Тыква ощутимо давила на больной палец, пришлось прижать её к плетню, как огромный беременный живот.
— С-с-с-собака! — процедила я, когда вор неудачно споткнулся.
Лошадь тут же воспользовалась возможностью и попыталась затоптать хама, но тот оказался не лыком шит: изогнулся, вскочил, как укушенный за это самое, исхитрился ухватить противницу за гриву.
Кобыла вскинулась, щёлкая зубами похлеще волка — чуть без пальцев не оставила, напоследок так мотнув головой, что мужик крутанулся вокруг оси.
— И-и-и-и-иго-г!
— У-у-у-у! — заулюлюкала толпа, лишившаяся кровавого зрелища благодаря пронырливости лиса. Сборищу плевать, одна рука останется у гордого вора или две. Им лишь бы балаган погромче.

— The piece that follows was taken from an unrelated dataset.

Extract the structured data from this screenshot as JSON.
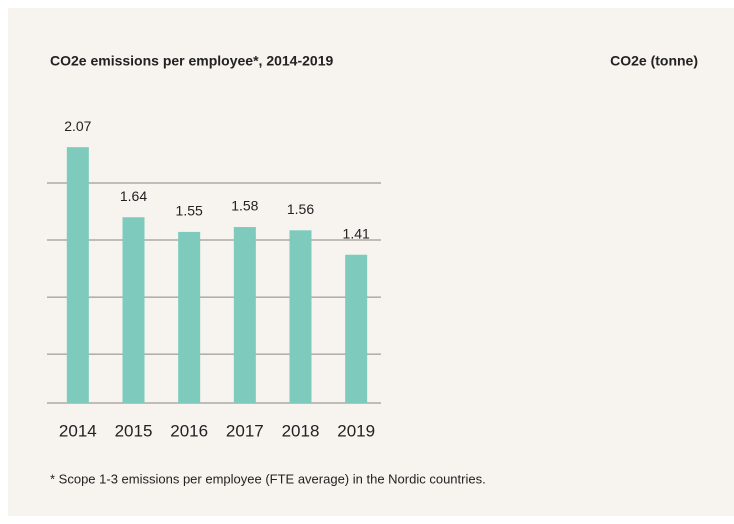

— Хороша кобылка! — причмокнул мужичок справа от меня, так подаваясь вперёд, что вот-вот и сам через плетень нырнёт на арену.
— А парень-то как хорош! — ахнула девица слева, из тех, кто словил воздушный поцелуй и протолкался поближе в надежде утешить поверженного красавца (если, конечно, повреждения не окажутся необратимыми).